Google’s Street View To Start Charting The Seas

Uncategorized 11 April 2012 | 0 Comments

It’s no hyperbole to say that Google is literally everyone these days. The Menlo Park, California-based search giant is already a dominant player in the areas of email, internet advertising, and mobile technology. It has now begun to offer cable and high-speed internet. And it builds driverless cars and operates a secret lab devoted to developing the mass technologies of the future.

On an even more literal level, however, the Google Street View program has circumvented the globe multiple times in an effort to take a picture of every street in the world. In the past couple years the program has added museum and shopping mall interiors, parks and university campuses, and tours of some of the most inaccessible places on Earth – including Antarctica and the Amazon River.

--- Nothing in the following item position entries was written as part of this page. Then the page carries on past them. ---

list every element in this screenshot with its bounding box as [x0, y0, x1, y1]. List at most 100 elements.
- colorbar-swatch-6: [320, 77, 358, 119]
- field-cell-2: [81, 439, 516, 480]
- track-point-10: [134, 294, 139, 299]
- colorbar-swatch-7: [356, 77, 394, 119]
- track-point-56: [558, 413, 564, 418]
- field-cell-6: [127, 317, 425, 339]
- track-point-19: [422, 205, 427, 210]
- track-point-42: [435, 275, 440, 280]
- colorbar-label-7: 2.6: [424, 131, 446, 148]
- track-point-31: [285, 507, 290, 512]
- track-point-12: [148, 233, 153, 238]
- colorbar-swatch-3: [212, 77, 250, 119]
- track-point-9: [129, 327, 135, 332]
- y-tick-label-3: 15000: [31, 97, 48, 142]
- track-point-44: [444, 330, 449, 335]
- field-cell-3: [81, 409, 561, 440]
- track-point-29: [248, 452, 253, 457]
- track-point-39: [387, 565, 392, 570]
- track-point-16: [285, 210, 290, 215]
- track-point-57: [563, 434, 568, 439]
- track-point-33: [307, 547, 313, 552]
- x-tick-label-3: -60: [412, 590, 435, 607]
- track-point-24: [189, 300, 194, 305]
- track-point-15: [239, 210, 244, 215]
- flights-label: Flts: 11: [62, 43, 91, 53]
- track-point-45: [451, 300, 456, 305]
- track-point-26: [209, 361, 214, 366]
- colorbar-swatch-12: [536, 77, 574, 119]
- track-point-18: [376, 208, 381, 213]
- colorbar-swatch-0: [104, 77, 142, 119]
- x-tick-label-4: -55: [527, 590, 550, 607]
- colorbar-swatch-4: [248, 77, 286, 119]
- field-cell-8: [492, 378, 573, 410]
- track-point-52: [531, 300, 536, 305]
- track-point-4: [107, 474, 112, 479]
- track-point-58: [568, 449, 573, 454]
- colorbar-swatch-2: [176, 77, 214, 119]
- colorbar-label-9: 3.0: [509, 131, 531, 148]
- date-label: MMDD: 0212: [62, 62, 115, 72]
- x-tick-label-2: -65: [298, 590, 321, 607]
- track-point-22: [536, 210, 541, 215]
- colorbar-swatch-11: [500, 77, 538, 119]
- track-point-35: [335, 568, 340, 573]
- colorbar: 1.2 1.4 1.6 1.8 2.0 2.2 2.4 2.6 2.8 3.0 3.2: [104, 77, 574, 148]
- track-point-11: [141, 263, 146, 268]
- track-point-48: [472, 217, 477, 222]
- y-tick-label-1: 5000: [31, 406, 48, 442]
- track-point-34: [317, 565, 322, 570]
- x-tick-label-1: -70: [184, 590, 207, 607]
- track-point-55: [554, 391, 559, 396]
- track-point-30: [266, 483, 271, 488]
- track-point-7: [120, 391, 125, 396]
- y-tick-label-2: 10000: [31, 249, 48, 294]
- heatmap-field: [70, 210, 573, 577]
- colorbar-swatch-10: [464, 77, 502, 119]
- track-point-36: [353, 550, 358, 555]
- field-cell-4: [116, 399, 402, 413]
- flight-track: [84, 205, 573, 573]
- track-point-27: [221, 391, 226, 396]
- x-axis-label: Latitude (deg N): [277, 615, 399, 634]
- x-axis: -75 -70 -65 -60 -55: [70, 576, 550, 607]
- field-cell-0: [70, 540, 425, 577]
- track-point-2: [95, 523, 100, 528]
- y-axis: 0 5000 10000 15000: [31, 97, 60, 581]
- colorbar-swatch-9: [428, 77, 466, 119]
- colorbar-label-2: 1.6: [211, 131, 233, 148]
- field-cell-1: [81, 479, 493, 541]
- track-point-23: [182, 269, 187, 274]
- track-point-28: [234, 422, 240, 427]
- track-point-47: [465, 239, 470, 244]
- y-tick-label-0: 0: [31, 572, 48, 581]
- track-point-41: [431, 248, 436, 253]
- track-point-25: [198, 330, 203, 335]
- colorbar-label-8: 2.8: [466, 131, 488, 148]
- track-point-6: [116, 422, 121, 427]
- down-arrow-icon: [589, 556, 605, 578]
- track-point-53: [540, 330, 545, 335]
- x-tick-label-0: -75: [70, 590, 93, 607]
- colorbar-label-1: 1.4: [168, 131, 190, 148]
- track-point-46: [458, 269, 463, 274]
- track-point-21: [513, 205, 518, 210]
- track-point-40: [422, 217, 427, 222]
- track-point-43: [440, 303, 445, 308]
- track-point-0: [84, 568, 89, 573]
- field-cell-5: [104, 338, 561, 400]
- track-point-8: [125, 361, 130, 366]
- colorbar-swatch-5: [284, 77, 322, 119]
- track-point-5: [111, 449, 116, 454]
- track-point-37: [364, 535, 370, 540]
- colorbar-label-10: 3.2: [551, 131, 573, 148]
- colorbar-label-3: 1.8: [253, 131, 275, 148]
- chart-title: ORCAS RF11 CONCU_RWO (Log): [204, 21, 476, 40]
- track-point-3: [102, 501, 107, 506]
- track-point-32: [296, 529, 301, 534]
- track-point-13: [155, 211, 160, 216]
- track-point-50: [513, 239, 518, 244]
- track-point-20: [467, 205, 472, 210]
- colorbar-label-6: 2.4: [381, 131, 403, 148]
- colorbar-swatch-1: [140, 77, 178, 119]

Now, first the first time, Google has announced plans to dive below the surface – literally – and capture the world’s last truly unexplored frontier: the ocean. Google is collaborating with the University of Queensland and the Underwater Earth organization to bring Street View to Australia’s Great Barrier Reef. This will be done by sending a specially-designed camera 100 feet down into the water, where it will take around 50,000 panoramic images of the reefs, the vegetation, and the animal life. Those images will then be stitched together and uploaded online.

In conducting this project, Google and its collaborating institutions hope to bring attention to reef deterioration and build a model to track such deterioration over time. It is hoped that the images will provide the first data points for a long-term study of the health and vitality of the Great Barrier Reef area. Of course, Google is also hoping to draw even more people to its already-popular Street View application, in the process bringing the company more advertising money and more end-users who may want to purchase advanced sets of imagery.

After the filming of the Great Barrier Reef is complete, Google plans to start bringing its underwater camera to other reef sites and notable coastal areas around the world, with the ultimate goal of covering the ocean almost as well as it currently covers the land.

The project is expect to begin filming this summer.